Non ci sarà una sentenza di secondo grado e, forse il fatto più importante, il vigile obiettore potrà esercitare il suo ruolo senza esser costretto a portare la pistola.
La giunta di Alan Fabbri, il dipendente in questione e la Cgil hanno raggiunto un accordo transattivo: nessuno risarcimento ma il diritto a fare il proprio mestiere senza arma, come avveniva prima.
Nell’aprile del 2022 il tribunale del lavoro di Ferrara condannò in primo grado il Comune per il carattere discriminatorio e illegittimo della condotta tenuta nell’armamento del Corpo di Polizia Locale ‘Terre Estensi”. L’amministrazione doveva risarcire i danni e pagare le spese di lite
Questo dopo che era stato citato in giudizio dalla Funzione Pubblica della Cgil e da un agente del corpo. AL centro del contenzioso era l’adozione del nuovo regolamento di Polizia Locale, tramite il quale era stata introdotta una nuova disposizione (l’armamento) che rendeva incompatibile l’appartenenza al Corpo con lo status di obiettore di coscienza“.

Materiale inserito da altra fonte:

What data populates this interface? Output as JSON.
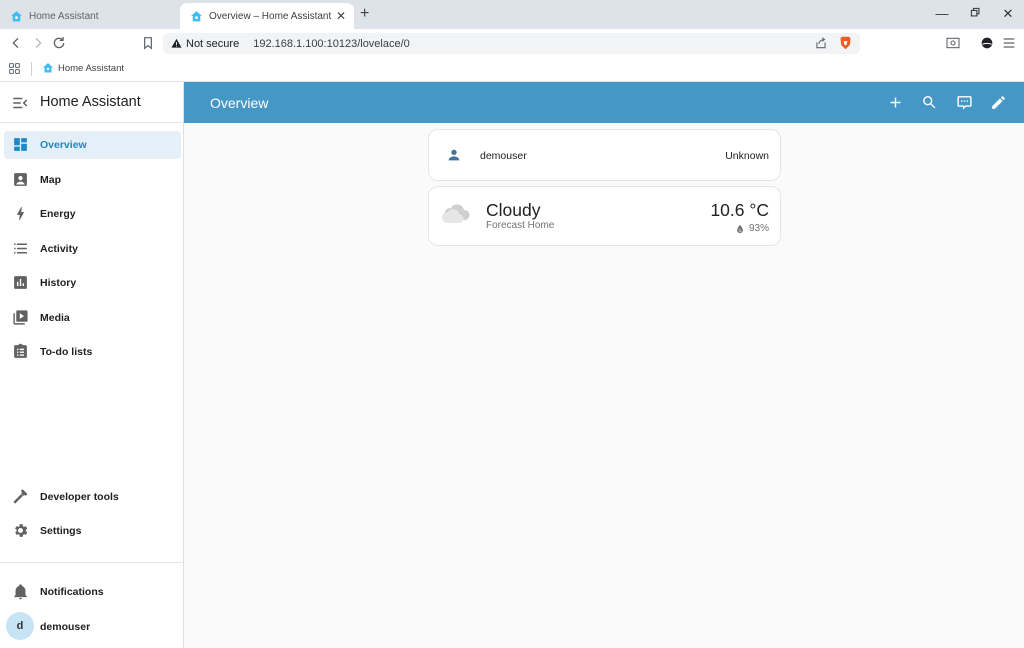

Un cambiamento che ha finito per avere importanti ripercussioni sulla vita privata e professionale dell’agente in questione che, dopo aver manifestato in passato l’obiezione di coscienza, rifiutando di prestare servizio militare in occasione della sua chiamata di leva, lo scorso 18 febbraio 2021, era stato rimosso dalle sue mansioni di vigile di quartiere e affidato d’ufficio alla Centrale Radio Operativa, non avendo cambiato la propria idea sul vedersi assegnate armi.
Contro quella sentenza la giunta Fabbri aveva fatto opposizione e il conseguente processo di appello era iniziato a luglio. Nel corso del secondo grado di giudizio le parti hanno trovato un accordo. Accordo che prevede, da parte del Comune la rinuncia all’appello, da parte della Fp Cgil la rinuncia alla rivendicazione del danno non patrimoniale (5mila euro), e da parte del vigile la rinuncia al risarcimento del danno liquidato (2.781 euro). Sia Cgil che agente rinunciano anche al rimborso da parte del Comune di Ferrara delle spese legali (oltre 10mila euro).
La parte più importante della transazione riguarda però la vita professionale del dipendente, al quale viene alla fine riconosciuto dal Comune il diritto, quale obiettore di coscienza, “di non
portare l’arma nell’ambito dei servizi interni ed esterni cui sia adibito e di svolgere
servizi esterni per cui non sia previsto per legge l’uso delle armi”.
Le 10 agenti invece che, in quanto donne e quindi non chiamate alla leva, non avevano avuto occasione di esprimere obiezione di coscienza in materia di porto delle armi, potranno essere adibite “a tutti i servizi, anche esterni, nessuno escluso, senza obbligo di porto dell’arma”.